My dad and brother built a kitchen table big enough for everyone to sit at and have our meals. It was something like ten feet long with chairs on the ends and one side, the other side that was against the wall they built a bench. There were twelve of us who sat around it. With my dad, there was no taking your plate and eating anywhere except the table as a family. I sat at the end of the bench close to dad. He was at the head of the table by the backdoor. Dad was one who made you eat what was on your plate, and like it or not you had to have some of everything that was served. I could not hide what I did not like. The kids on the other end of the bench could get away with it.

I did not like to eat my dad, he would take his false teeth out at the dinner table and clean them. This always turned my stomach. I loved my dad but he could do some gross things and see nothing wrong with it. He could also be very embarrassing. I am glad this did not happen to me, it was the sister two years younger. She needed her monthly items and she went to one of the small country stores with dad and he yells to the owner "where do you keep the manhole covers"? My sister said she ran out of the store and dad came out carrying a box of Kotex.

My step mom's daughter was married to my oldest brother so the grandkids were her grandkids and she would hide food from us, like bananas, or candy, pies, and such. We would come in and see the grandkids eating and want some, she would tell us no and send us back outside. I was not getting along with her and started spending more and more time at the neighbors.

I was sixteen and did not like it at home, I guess like most kids that age, I did not like having a curfew and when I would be in the front yard talking with my boyfriend my stepmom would yell for me to come in and if I did not do it she would stand at the door flipping the light switch on and off until I came in.

The couple who moved from Florida with us had their camper set up by our house while they looked for a property to buy. She was crocheting me a two-piece bathing suit, she wanted me to try it on before she sewed the lining in it. There were only women in the house so I went to my room and put it on. When I came downstairs to show her, my dad walked in, and the only way I can say this is to say "shit hit the fan". He went to yelling at me to get some clothes on and bring what I was wearing to him. The lady tried to tell him she made it for me and the lining was not in it yet. He was not listening to her and they went to arguing and she went to her camper. I got dressed but did not bring the bathing suit down with me. Dad made me go get it and he took it to her camper, he threw it on the ground, poured gas on it and lit it on fire. They were never friends again and found another place to move their camper.

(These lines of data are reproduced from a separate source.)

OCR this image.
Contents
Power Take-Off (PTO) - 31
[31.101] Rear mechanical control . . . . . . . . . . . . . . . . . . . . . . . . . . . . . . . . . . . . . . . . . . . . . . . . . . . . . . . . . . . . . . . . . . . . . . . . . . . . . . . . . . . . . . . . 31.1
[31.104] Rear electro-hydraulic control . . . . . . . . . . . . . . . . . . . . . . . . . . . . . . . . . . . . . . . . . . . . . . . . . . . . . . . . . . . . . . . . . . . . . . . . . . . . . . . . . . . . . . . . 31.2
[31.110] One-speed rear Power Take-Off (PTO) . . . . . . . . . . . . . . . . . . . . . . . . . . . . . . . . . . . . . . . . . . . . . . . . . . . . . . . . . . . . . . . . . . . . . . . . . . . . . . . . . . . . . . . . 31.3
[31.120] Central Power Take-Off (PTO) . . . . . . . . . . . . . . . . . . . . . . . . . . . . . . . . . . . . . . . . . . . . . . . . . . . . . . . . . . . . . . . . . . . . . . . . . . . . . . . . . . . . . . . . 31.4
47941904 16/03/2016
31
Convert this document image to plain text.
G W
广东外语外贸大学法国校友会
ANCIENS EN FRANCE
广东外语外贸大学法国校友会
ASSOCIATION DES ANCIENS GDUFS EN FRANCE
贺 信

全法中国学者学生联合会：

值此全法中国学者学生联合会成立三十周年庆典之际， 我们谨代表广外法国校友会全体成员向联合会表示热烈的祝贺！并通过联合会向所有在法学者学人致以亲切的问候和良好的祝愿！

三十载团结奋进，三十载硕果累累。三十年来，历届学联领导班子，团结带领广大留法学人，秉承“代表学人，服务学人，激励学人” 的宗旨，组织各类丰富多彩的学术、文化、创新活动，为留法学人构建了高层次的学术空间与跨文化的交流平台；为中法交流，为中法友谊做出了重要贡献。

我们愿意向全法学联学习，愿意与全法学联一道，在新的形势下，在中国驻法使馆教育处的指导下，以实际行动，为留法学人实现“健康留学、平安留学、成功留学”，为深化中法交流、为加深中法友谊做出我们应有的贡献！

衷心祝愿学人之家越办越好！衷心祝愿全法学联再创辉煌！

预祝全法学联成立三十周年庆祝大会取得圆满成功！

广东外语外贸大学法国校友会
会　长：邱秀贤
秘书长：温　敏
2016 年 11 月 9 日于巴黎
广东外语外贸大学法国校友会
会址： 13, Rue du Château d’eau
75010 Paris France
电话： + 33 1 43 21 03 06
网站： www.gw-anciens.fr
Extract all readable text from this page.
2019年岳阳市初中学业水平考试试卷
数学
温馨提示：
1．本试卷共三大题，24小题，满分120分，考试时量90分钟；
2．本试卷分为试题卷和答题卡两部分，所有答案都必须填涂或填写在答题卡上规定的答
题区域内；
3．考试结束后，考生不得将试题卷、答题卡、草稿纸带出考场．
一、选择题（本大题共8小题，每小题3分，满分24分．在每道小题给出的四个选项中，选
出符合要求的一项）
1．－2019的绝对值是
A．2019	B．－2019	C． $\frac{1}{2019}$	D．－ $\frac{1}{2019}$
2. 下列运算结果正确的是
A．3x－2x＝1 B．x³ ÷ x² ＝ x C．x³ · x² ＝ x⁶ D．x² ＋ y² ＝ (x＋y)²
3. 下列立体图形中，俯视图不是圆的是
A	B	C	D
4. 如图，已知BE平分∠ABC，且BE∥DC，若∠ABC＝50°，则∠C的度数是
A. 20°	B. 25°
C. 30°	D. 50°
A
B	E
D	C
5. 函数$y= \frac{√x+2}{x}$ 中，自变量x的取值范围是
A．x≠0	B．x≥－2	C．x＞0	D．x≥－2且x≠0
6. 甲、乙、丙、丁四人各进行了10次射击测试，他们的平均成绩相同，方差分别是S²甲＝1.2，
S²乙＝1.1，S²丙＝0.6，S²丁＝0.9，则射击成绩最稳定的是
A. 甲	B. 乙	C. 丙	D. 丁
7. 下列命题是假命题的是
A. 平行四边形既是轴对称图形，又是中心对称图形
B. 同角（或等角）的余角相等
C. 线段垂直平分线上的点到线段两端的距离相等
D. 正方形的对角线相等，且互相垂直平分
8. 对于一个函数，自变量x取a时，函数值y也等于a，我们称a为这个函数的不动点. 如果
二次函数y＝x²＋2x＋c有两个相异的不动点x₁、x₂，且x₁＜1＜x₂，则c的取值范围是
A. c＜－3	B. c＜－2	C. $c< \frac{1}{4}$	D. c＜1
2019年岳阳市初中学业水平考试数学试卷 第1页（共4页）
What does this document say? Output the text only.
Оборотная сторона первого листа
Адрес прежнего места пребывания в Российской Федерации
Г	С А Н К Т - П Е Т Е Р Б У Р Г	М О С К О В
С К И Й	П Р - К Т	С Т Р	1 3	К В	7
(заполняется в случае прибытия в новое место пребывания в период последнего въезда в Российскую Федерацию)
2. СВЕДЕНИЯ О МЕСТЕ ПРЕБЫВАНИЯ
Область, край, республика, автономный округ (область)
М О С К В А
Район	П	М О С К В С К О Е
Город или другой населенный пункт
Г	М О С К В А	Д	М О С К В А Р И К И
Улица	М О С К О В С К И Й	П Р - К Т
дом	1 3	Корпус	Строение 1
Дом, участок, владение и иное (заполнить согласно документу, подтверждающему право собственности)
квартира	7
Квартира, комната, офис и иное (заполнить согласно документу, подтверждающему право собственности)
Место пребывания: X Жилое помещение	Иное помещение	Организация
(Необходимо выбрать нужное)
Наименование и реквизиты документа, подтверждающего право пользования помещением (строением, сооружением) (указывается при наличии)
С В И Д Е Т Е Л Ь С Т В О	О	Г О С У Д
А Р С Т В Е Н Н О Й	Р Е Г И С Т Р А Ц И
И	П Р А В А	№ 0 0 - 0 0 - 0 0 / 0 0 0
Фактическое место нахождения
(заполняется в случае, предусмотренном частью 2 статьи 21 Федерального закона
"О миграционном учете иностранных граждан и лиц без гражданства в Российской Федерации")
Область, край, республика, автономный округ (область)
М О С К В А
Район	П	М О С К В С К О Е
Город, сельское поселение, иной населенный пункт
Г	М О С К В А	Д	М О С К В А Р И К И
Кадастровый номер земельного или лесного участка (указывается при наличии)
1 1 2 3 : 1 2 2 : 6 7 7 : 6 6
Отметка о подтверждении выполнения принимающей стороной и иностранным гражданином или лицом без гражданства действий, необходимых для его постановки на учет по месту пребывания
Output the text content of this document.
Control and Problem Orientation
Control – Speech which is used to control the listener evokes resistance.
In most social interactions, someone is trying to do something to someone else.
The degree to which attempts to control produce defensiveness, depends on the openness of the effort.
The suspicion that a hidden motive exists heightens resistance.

I have always felt it was my fault, I should have had her come to my room with me. It will always be one of the things you look back on and think, if I would have done this or that things would be different but you can not change the past.

I had just turned seventeen and told my boyfriend I was pretty sure I was pregnant, we waited another month and I was positive so he asked my dad if he could marry me. I never told dad I was pregnant but I think he knew because he said yes. That December we got married in dad's house but moved in with his parent's house. They had a two-bedroom apartment with a full kitchen upstairs in their house.

I was so scared to have a baby because for years any time any of us got hurt our step-mom would say " if you think this hurts, wait until you have a baby", so I always had that thought in my head and now I was going to go through this terrible pain she talked about.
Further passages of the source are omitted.